Chicken Veronica

A 70s bistro fixture updated for the 21st century: chicken poached in a creamy tarragon-infused sauce.


A heavier, more complicated version of this was a fixture on bistro menus in the 1970s, when it was called Poulet Véronique. Fancy. So fancy, in fact, that it came with peeled grapes. I – and I suspect you, too – do not have time to be peeling grapes. In its traditional form, it would have been swimming, proudly and richly, in butter and cream. However, there’s no denying the magical combination of chicken, tarragon and cream, and so this classic lives on into the 21st century in my lighter, more manageable domestic form. Véronique has become Veronica.

Tarragon is a powerfully flavoured herb, and even more so when dried. With just the teaspoon I specify here it will still be a dominant player, so no freehand sprinkling, please.

Chicken Veronica

Serves 2.

2 tablespoons butter
a drop of olive oil
2 chicken Marylands
2 shallots or small onions
125ml (½ cup) white vermouth (or dry white wine)
125ml (½ cup) chicken stock
1 teaspoon dried tarragon
2 tablespoons cream
salt and pepper

Heat a frying pan large enough to hold the chicken pieces, and one for which you have a lid, over medium-high heat.
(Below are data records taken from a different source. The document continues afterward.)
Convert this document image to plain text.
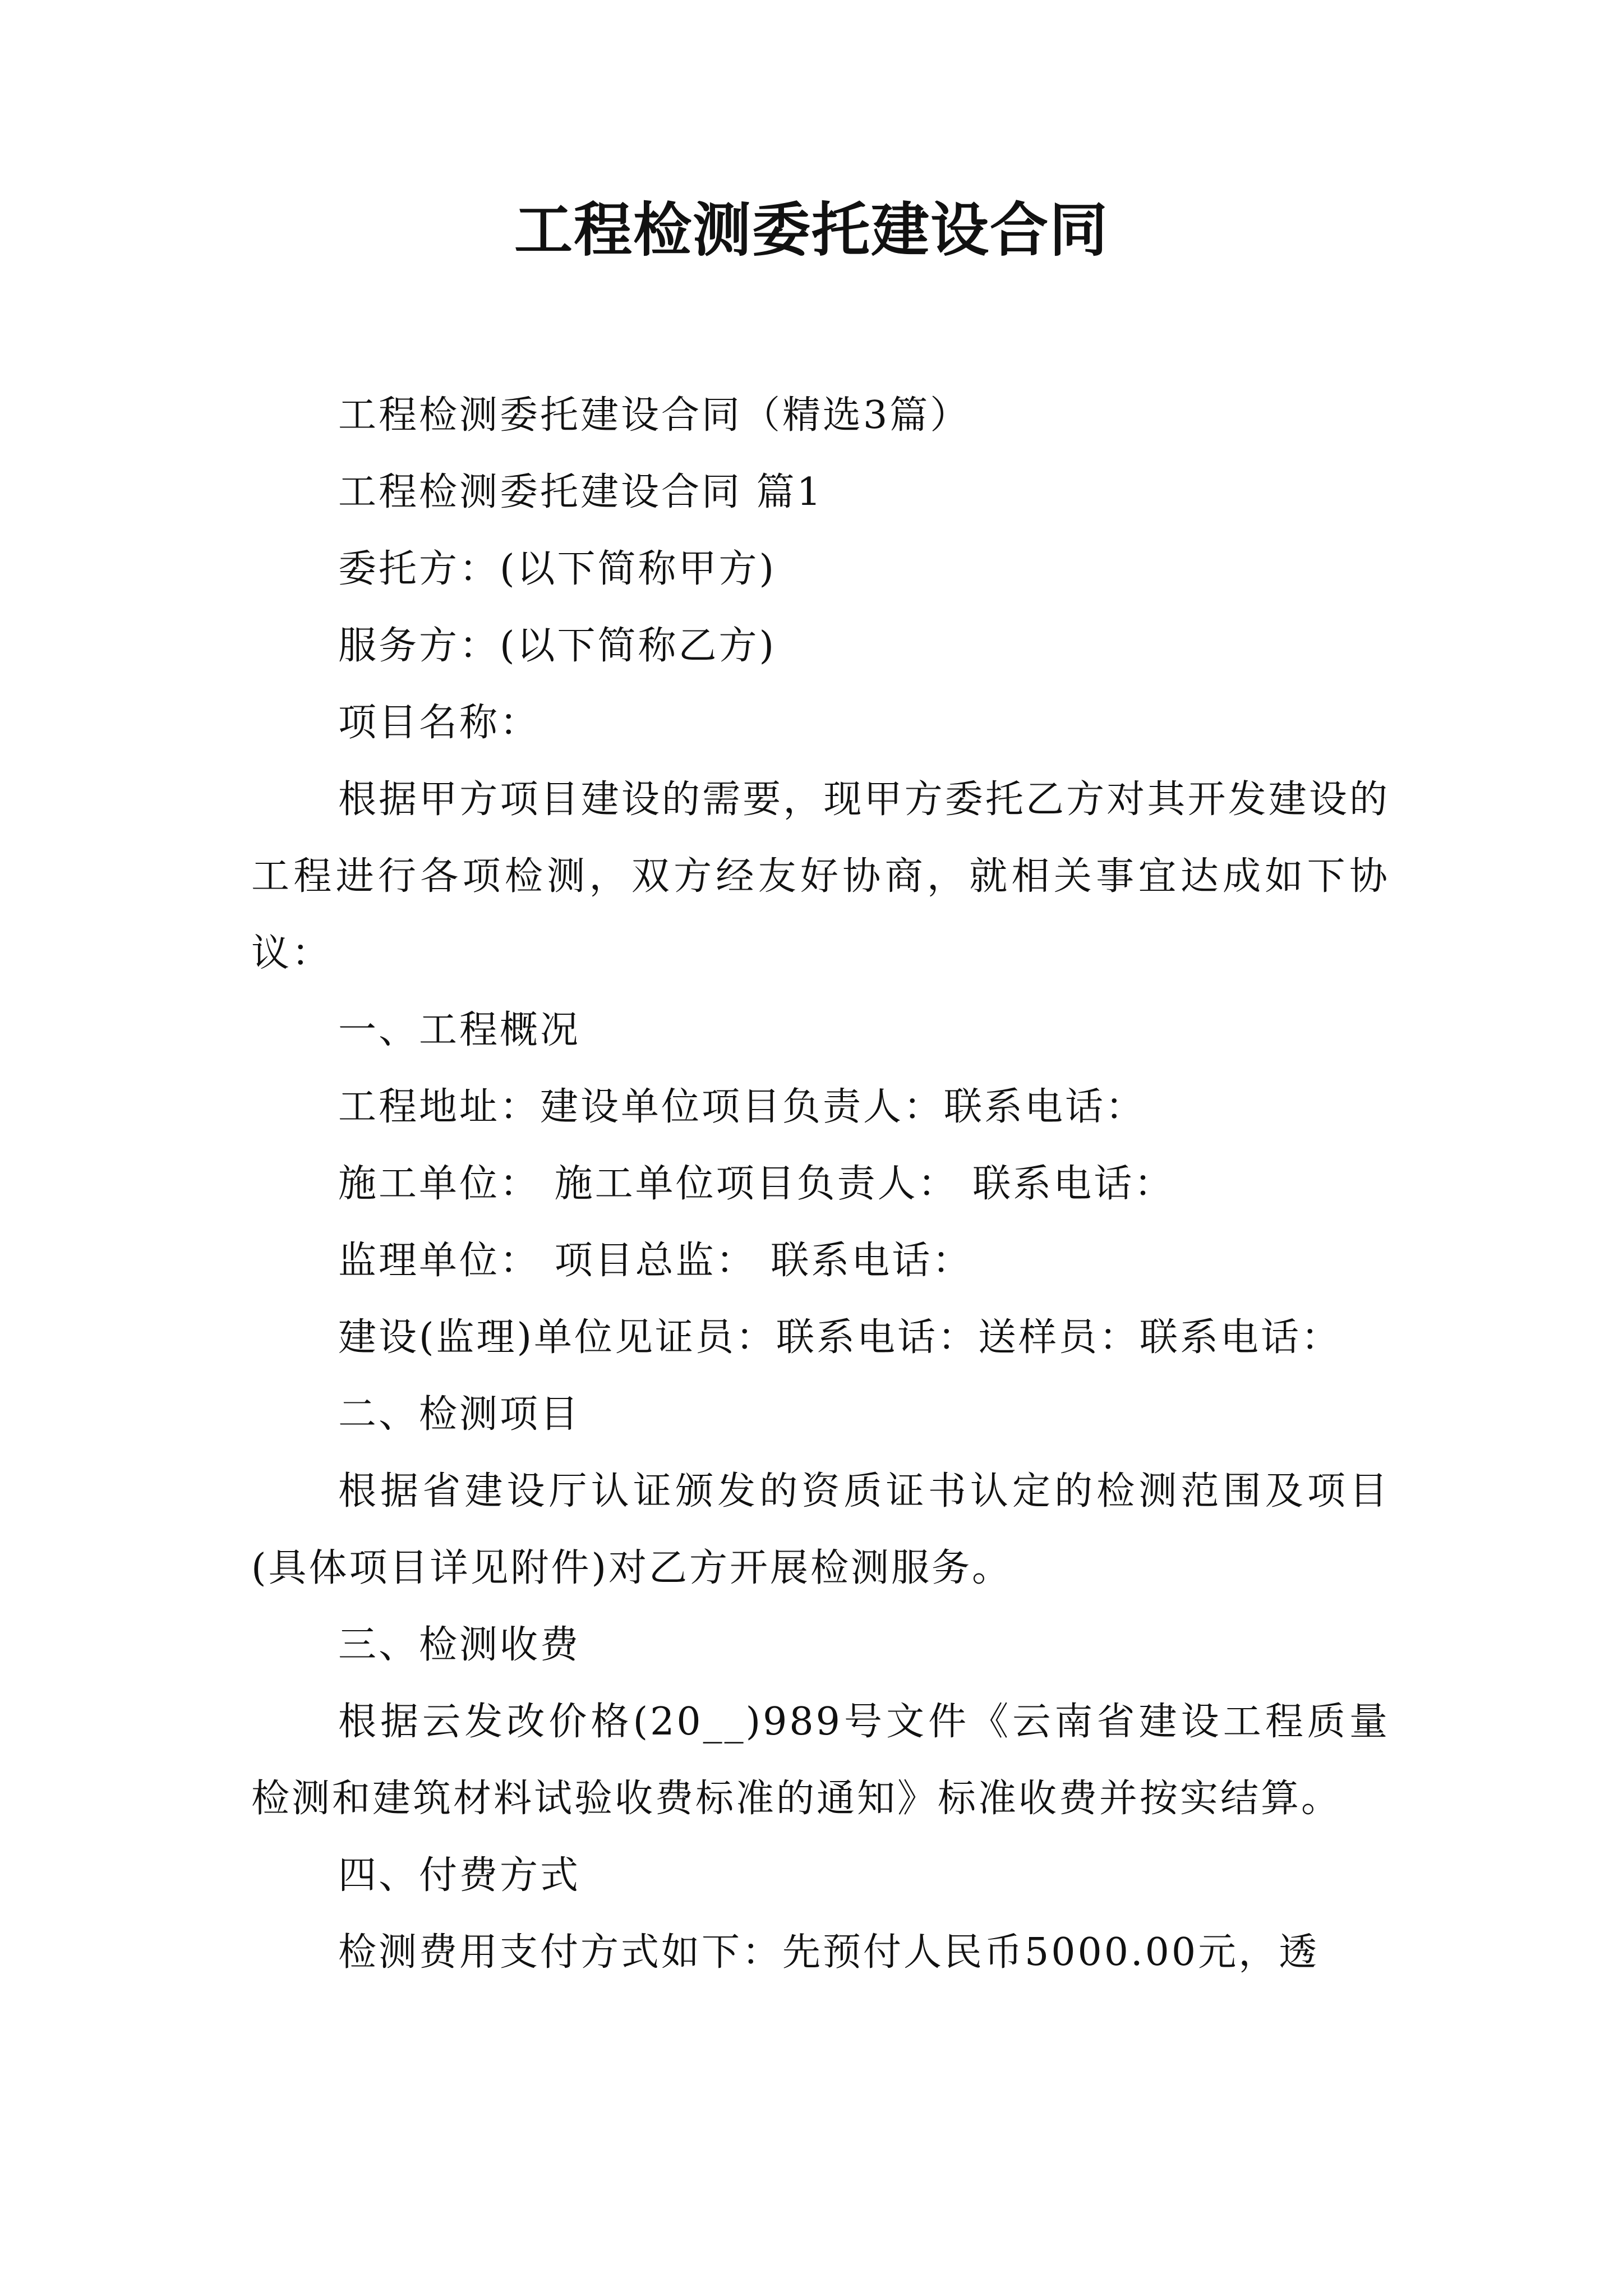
工程检测委托建设合同

工程检测委托建设合同（精选3篇）

工程检测委托建设合同 篇1

委托方：(以下简称甲方)

服务方：(以下简称乙方)

项目名称：

根据甲方项目建设的需要，现甲方委托乙方对其开发建设的工程进行各项检测，双方经友好协商，就相关事宜达成如下协议：

一、工程概况

工程地址：建设单位项目负责人：联系电话：

施工单位： 施工单位项目负责人： 联系电话：

监理单位： 项目总监： 联系电话：

建设(监理)单位见证员：联系电话：送样员：联系电话：

二、检测项目

根据省建设厅认证颁发的资质证书认定的检测范围及项目(具体项目详见附件)对乙方开展检测服务。

三、检测收费

根据云发改价格(20__)989号文件《云南省建设工程质量检测和建筑材料试验收费标准的通知》标准收费并按实结算。

四、付费方式

检测费用支付方式如下：先预付人民币5000.00元，透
Melt the butter (and a drop of oil to stop it burning) until it begins to foam.

Season the chicken with salt and pepper and cook in the butter for 3 minutes a side, until golden brown. Remove from the pan and let it rest on a plate.

In the same pan, cook the onion until softened and slightly coloured. Return the chicken to the pan, along with the vermouth or wine, stock and tarragon.
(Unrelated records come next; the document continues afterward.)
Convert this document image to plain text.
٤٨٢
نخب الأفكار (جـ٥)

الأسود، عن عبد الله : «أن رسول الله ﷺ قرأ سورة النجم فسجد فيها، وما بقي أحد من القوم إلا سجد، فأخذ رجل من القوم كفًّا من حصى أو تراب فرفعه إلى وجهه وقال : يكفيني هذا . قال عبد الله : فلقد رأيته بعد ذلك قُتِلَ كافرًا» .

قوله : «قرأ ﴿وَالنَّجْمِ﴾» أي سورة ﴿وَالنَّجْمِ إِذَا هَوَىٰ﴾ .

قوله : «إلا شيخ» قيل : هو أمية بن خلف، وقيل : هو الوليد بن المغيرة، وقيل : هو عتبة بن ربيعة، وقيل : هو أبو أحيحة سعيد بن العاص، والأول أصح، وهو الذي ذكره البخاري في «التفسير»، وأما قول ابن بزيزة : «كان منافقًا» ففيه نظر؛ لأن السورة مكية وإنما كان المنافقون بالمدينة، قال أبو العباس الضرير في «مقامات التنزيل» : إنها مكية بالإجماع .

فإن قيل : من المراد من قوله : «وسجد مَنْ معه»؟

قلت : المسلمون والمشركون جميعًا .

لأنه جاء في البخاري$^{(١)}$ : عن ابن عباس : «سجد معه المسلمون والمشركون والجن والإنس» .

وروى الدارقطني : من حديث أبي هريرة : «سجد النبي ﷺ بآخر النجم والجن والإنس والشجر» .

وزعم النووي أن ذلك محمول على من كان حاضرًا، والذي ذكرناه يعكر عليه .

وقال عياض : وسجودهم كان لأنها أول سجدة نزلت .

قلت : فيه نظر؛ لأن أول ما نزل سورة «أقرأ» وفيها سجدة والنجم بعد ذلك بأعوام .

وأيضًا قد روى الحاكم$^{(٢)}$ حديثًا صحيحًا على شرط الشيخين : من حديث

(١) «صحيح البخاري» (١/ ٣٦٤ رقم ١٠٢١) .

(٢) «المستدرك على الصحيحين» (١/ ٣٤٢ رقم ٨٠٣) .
Let it come to a simmer and pop on the lid. Turn down the heat to low and let it poach gently for 30 minutes.

Remove the chicken to a plate and cover it loosely with foil to rest.

Turn up the heat and let the juices reduce down to about half. Take off the heat, stir in the cream, and pour over the chicken.

Enjoy with oven-braised potatoes, mashed potatoes, or a sprightly combination of lettuce leaves.